Saturated fat and trans fats are listed along with dietary cholesterol because all three can raise blood cholesterol levels. In fact, trans and saturated fats may raise blood cholesterol more than dietary cholesterol. When choosing between similar foods, add the saturated and trans fats to know the total amount of harmful fat you are getting. Then choose the product with the lowest amount and the lowest cholesterol level.

Check the sodium content, and try to eat less than 2,300 milligrams per day. Sodium can increase blood pressure. High blood pressure is the most common chronic disease in this country. For the serving listed for this food, you will be getting 20 percent of the daily value for sodium, so this is a high sodium food.

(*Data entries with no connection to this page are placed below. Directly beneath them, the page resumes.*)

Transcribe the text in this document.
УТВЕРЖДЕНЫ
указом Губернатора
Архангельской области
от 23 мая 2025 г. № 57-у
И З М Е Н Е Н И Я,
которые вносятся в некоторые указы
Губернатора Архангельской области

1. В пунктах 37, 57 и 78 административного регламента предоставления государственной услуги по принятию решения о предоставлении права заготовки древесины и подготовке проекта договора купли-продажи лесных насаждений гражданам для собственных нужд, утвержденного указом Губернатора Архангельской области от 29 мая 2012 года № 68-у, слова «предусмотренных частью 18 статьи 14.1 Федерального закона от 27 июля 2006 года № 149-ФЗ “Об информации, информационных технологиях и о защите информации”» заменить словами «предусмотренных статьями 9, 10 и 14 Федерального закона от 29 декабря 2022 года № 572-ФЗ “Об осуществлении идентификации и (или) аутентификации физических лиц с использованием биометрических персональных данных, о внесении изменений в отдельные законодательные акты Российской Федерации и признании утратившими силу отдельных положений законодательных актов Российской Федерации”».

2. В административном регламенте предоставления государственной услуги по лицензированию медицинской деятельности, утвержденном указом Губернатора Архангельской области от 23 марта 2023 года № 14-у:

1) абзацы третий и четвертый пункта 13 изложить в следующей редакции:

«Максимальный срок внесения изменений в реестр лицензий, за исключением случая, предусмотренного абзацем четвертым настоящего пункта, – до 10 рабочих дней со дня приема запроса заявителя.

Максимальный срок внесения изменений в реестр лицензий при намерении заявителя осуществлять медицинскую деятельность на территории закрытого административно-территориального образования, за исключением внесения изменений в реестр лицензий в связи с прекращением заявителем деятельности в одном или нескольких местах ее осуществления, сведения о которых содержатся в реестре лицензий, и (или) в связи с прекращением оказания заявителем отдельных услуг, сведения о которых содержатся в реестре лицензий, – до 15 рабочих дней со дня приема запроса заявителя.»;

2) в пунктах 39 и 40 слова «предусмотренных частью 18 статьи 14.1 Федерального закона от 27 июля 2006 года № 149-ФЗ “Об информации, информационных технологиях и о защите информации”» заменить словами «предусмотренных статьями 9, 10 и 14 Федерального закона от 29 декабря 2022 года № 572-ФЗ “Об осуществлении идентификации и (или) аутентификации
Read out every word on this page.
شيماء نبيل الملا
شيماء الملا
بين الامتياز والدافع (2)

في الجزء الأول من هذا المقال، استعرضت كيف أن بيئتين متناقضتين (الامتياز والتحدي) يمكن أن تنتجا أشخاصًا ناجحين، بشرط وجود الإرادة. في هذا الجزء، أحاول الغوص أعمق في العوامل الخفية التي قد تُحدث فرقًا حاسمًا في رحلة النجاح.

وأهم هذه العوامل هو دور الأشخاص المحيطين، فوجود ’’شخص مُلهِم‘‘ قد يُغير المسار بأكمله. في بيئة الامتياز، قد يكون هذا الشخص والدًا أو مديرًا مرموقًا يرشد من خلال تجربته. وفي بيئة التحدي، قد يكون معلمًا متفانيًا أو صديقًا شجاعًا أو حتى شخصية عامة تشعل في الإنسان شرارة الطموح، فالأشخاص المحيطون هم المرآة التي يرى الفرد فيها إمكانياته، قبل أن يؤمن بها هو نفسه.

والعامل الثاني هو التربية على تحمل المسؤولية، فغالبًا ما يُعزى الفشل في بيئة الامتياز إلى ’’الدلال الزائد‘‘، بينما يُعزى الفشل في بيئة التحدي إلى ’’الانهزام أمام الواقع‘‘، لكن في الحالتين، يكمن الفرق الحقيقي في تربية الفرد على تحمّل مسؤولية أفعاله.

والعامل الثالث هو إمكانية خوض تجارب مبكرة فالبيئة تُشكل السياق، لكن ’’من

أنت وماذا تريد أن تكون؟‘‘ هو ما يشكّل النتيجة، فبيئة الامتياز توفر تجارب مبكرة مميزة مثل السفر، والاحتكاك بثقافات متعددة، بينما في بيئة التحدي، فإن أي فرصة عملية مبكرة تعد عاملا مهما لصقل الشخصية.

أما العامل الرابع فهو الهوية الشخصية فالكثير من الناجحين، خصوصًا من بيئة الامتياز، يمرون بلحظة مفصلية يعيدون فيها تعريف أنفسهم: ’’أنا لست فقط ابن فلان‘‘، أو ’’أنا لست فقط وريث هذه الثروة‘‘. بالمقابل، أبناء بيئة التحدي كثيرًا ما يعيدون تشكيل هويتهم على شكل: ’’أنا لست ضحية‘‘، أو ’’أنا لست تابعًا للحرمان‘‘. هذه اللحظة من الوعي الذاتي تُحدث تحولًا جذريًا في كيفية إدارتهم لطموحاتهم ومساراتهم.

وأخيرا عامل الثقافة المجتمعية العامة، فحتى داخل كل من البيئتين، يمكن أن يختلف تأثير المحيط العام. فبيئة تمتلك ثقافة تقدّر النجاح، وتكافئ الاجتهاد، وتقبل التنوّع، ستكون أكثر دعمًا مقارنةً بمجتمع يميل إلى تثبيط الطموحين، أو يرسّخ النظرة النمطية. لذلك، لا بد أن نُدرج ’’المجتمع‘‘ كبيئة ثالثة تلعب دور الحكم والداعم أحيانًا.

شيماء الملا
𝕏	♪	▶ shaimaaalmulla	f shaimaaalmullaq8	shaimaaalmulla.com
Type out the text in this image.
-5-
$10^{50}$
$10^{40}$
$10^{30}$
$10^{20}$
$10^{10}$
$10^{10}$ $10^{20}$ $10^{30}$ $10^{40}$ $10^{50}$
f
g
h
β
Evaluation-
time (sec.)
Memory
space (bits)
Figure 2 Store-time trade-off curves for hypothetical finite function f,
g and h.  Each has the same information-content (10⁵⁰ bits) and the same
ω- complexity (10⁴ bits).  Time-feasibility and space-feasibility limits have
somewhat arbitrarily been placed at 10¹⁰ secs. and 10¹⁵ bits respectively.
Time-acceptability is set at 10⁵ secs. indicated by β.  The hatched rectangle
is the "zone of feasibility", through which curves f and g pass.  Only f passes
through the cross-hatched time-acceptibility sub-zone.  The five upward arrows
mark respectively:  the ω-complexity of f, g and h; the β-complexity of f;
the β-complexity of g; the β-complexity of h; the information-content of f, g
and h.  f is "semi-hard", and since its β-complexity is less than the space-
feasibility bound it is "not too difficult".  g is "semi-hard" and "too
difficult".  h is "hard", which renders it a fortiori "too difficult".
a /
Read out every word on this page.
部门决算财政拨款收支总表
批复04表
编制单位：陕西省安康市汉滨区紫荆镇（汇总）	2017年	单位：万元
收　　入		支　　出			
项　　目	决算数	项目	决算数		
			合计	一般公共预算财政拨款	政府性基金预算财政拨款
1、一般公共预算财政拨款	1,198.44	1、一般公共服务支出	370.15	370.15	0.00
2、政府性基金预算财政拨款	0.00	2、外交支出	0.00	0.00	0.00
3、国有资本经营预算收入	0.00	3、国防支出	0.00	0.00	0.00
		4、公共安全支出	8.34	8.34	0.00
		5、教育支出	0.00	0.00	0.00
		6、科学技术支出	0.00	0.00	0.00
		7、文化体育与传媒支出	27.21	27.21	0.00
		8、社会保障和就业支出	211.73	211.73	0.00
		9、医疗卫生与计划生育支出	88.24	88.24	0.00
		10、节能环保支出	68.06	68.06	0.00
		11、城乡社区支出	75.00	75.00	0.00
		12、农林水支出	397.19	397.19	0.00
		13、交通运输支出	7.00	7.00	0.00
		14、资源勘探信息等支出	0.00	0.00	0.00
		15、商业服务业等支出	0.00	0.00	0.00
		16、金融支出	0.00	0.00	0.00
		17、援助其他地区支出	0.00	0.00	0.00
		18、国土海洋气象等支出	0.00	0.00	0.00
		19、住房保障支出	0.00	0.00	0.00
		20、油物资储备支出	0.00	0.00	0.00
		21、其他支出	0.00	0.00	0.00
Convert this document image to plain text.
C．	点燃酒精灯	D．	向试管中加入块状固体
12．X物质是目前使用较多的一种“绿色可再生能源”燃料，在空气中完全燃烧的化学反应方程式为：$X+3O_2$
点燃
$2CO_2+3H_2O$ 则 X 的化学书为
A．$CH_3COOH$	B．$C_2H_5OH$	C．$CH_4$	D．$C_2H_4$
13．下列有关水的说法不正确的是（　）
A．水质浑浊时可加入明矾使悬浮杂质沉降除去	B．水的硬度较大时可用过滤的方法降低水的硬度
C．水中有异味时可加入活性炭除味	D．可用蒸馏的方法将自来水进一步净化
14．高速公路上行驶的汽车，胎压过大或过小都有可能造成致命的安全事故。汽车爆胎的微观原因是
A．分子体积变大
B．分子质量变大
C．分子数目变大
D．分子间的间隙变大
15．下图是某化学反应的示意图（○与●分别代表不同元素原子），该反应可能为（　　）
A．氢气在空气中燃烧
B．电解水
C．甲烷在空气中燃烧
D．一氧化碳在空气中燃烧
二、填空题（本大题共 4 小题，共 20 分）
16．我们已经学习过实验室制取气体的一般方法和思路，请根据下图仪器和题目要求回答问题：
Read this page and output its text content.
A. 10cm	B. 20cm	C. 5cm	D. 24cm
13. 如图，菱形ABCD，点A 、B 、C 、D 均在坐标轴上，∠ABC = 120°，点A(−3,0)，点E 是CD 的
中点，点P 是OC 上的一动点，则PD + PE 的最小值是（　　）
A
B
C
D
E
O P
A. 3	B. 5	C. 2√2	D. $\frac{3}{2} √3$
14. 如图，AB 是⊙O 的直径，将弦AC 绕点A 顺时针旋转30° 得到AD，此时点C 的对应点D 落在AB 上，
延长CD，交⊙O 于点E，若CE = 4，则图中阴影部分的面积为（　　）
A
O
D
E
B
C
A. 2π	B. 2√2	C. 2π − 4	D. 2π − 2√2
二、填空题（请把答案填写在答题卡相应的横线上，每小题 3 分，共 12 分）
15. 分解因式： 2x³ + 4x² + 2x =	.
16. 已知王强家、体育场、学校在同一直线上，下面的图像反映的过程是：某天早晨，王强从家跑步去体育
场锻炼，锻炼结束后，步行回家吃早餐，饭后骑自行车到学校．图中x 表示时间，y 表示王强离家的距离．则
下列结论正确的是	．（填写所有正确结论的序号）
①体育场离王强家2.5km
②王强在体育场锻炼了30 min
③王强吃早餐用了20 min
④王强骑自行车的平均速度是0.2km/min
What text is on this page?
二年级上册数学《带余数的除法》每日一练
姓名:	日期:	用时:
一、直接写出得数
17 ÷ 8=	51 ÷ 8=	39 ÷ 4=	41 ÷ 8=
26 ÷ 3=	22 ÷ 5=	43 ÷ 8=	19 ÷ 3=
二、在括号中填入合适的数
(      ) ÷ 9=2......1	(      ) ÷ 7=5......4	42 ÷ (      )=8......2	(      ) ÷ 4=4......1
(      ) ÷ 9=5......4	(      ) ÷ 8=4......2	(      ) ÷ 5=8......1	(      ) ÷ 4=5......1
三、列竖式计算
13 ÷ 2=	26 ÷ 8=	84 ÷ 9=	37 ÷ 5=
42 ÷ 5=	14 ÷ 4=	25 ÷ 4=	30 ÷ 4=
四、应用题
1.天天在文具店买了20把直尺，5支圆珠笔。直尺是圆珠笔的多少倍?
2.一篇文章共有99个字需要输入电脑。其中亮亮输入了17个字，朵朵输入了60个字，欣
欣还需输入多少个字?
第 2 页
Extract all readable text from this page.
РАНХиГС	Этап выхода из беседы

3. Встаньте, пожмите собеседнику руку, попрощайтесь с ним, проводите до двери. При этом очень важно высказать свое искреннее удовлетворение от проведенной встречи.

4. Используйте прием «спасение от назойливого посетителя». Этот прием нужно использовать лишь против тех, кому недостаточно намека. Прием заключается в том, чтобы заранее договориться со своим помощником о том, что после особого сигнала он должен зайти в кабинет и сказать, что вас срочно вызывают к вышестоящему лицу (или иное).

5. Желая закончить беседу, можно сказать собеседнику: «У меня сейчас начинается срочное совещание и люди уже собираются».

Total carbohydrate content will be important for people who have diabetes. Carbohydrate raises blood glucose or blood sugar levels more than any other nutrient.

Dietary fiber is important for everyone. Most of us do not get the 25-35 grams recommended each day by the U.S. Dietary Guidelines. Fiber is the only carbohydrate that does not raise the blood glucose levels. We need fiber to prevent constipation and fill us up so we will not overeat.

The amount of sugar on the label includes both natural and added sugar. 100 percent juice, fruit and milk look high in sugar, but these are natural, not added, sugars. Sugar in desserts, soft drinks and candy are often associated with saturated and trans fats and few, if any, vitamins and minerals, while sugar in fruit and milk are associated with many other healthy nutrients like vitamins, minerals and antioxidants.

We tend to eat plenty of protein in this country, but getting enough may be a problem for older adults and individuals who follow very strict vegetarian diets.

Vitamin A, Vitamin C, calcium and iron are only listed with their percent daily values. These values are based on recommendations established in 1968 so they may not be that helpful. However, you can use them to see whether a food is a good or poor source of a nutrient. Five percent of a nutrient is considered low, and 20 percent is high.